La Gazette

des Comores

Anissi Chamssidine : « Nous n’avons pas encore la Constitution qu'il nous faut »

Anissi Chamssidine : « Nous n’avons pas encore la Constitution qu'il nous faut » © : HZK-LGDC

Pour le gouverneur d’Anjouan Anissi Chamsidine, l’Union des Comores n’a pas encore trouvé chaussure à son pied en matière de loi fondamentale. « C’est la raison pour laquelle chaque gouvernement change de Constitution ». Une déclaration qui prend violemment le contrepied des affirmations du gouvernement central, qui présente la nouvelle Constitution et ses corollaires issus du référendum de juillet 2018 comme le remède miracle.
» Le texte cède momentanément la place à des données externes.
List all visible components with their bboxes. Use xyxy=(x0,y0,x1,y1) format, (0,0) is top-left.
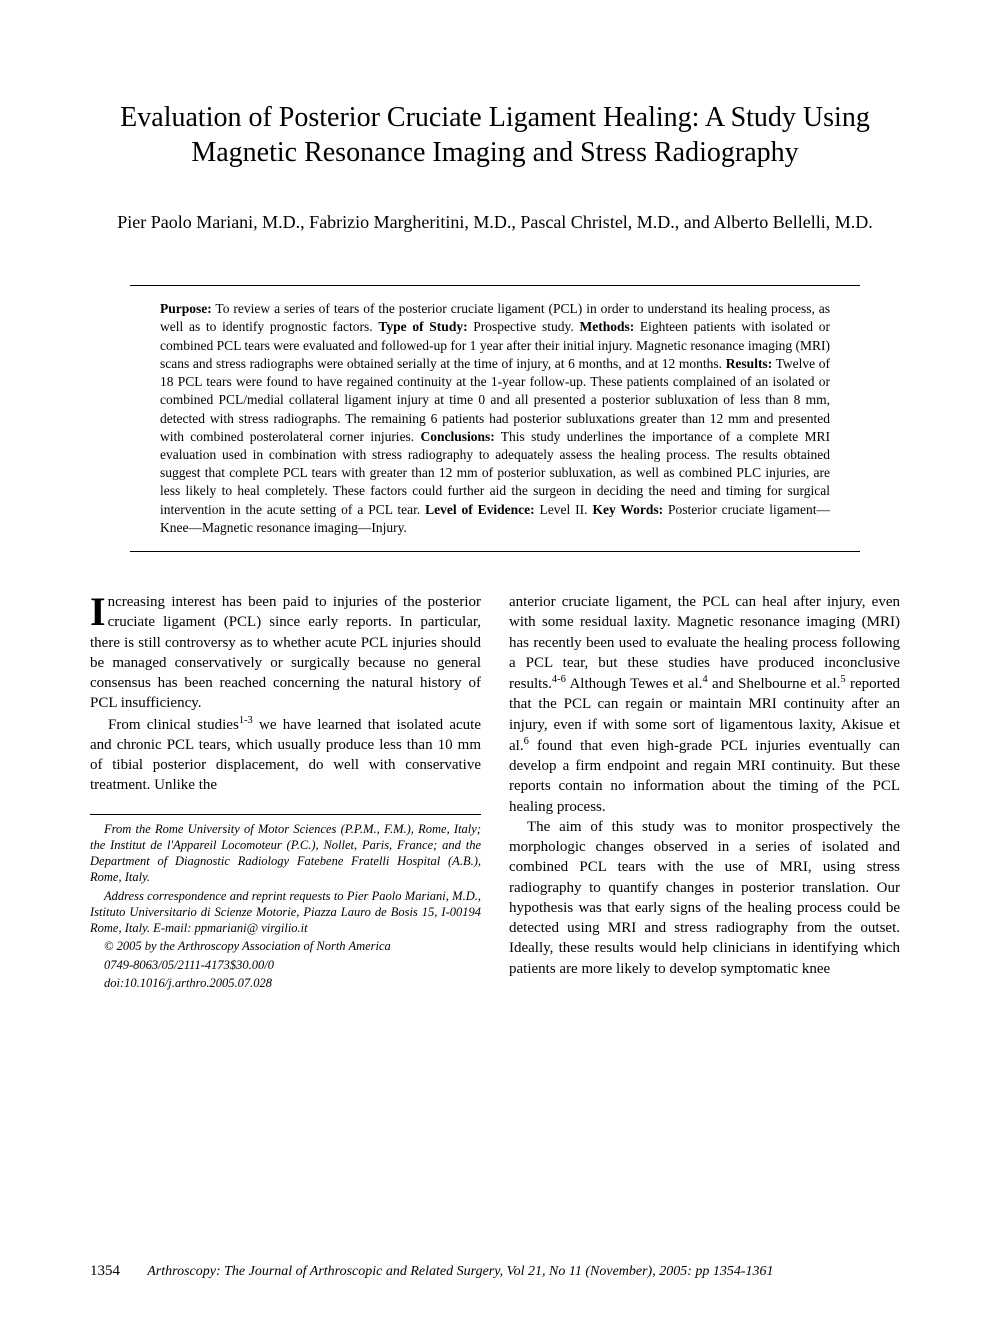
body-para-1-text: ncreasing interest has been paid to inju… xyxy=(90,594,481,711)
left-column: Increasing interest has been paid to inj… xyxy=(90,592,481,993)
footnotes-block: From the Rome University of Motor Scienc… xyxy=(90,814,481,992)
body-p3-b: Although Tewes et al. xyxy=(566,676,702,692)
ref-sup-1-3: 1-3 xyxy=(239,715,253,726)
abstract-loe-label: Level of Evidence: xyxy=(425,502,535,517)
ref-sup-4-6: 4-6 xyxy=(552,674,566,685)
body-p2-a: From clinical studies xyxy=(108,717,239,733)
body-para-2: From clinical studies1-3 we have learned… xyxy=(90,714,481,796)
body-p3-e: found that even high-grade PCL injuries … xyxy=(509,738,900,815)
body-columns: Increasing interest has been paid to inj… xyxy=(90,592,900,993)
body-p3-c: and Shelbourne et al. xyxy=(708,676,841,692)
body-para-1: Increasing interest has been paid to inj… xyxy=(90,592,481,714)
abstract-keywords-label: Key Words: xyxy=(592,502,663,517)
abstract-results-label: Results: xyxy=(726,356,773,371)
footnote-issn: 0749-8063/05/2111-4173$30.00/0 xyxy=(90,957,481,973)
article-title: Evaluation of Posterior Cruciate Ligamen… xyxy=(90,100,900,170)
footnote-copyright: © 2005 by the Arthroscopy Association of… xyxy=(90,938,481,954)
journal-citation: Arthroscopy: The Journal of Arthroscopic… xyxy=(147,1264,773,1279)
author-list: Pier Paolo Mariani, M.D., Fabrizio Margh… xyxy=(90,210,900,235)
abstract-methods-label: Methods: xyxy=(579,319,634,334)
abstract-loe: Level II. xyxy=(535,502,593,517)
abstract-type: Prospective study. xyxy=(468,319,580,334)
abstract-conclusions-label: Conclusions: xyxy=(420,429,494,444)
page-footer: 1354 Arthroscopy: The Journal of Arthros… xyxy=(90,1263,900,1280)
dropcap: I xyxy=(90,592,108,628)
body-para-3: anterior cruciate ligament, the PCL can … xyxy=(509,592,900,817)
body-para-4: The aim of this study was to monitor pro… xyxy=(509,817,900,979)
right-column: anterior cruciate ligament, the PCL can … xyxy=(509,592,900,993)
abstract-block: Purpose: To review a series of tears of … xyxy=(130,285,860,552)
footnote-correspondence: Address correspondence and reprint reque… xyxy=(90,888,481,937)
page-number: 1354 xyxy=(90,1263,120,1280)
abstract-type-label: Type of Study: xyxy=(378,319,467,334)
abstract-purpose-label: Purpose: xyxy=(160,301,212,316)
footnote-affiliation: From the Rome University of Motor Scienc… xyxy=(90,821,481,886)
footnote-doi: doi:10.1016/j.arthro.2005.07.028 xyxy=(90,975,481,991)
Est-ce un aveu du brassage du vent dissimulé par le pouvoir central ? De passage à Ngazidja, le gouverneur d’Anjouan Anissi Chamsidine a apporté de l’eau au moulin de l’opposition qui accuse le chef de l’État d’avoir ajusté la loi fondamentale à ses « intérêts personnels » et non à l’intérêt suprême de la Nation. En effet, pour M. Anissi, le pays « n’a pas encore trouvé la Constitution qu'il nous faut ». La preuve en est que « chaque gouvernement se taille une Constitution sur-mésure ». Autrement dit, la Constitution en vigueur est appelée à disparaitre ou presque avec le prochain régime tout simplement parce qu’elle « n’est pas adaptée » aux besoins réels du pays, pour reprendre les termes du premier magistrat de l’île d’Anjouan.

 

Lors de cette rencontre avec la presse improvisée à Golden Tulip, Anissi Chamsidine a bordé d’autres sujets d’actualité. D’abord l’absence très remarquée du chef de l’État à l’enterrement de l’homme d’affaires anjouanais Mon Garçon. Pour Anissi, le protocole présidentiel ne permettait pas au chef de l’État d’y assister car, dit-il, il faisait nuit. S’il est vrai que l’enterrement avait lieu pendant le crépuscule ce 26 novembre à Mutsamudu, il n’en reste pas moins que la famille du défunt ne voulait pas du chef de l’État dans l’enterrement de celui qui n’était autre que le gendre de Mouhammad Ahmed Abdallah Mohamed Sambi, le fils de l’ex-président Sambi, et le cousin de madame Hadjira Djoundi, la mère de son gendre et épouse de l’ex-raïs placé en détention par le régime en place depuis plus de deux ans.

 

Quant à la question incontournable de la Tournante en 2021 en faveur de l’île d’Anjouan, revendiquée par l’opposition, le gouverneur balaie ce sujet qui dorénavant « appartient au passé ». Son inquiétude c’était plutôt en 2010 quand Sambi devait céder la présidence à un Mohélien, ce qui ne s’est fait qu’une année plus tard, la Constitution ayant été modifiée en 2008 pour ramener le mandat présidentiel à 5 ans au lieu de 4 ans. « Si on devait se préoccuper de la question de 2021, alors il y en aurait beaucoup à dire comme la configuration a complètement changé depuis le referendum de 2018… », poursuit-il non sans un brin de moquerie à l’endroit des pro 2021.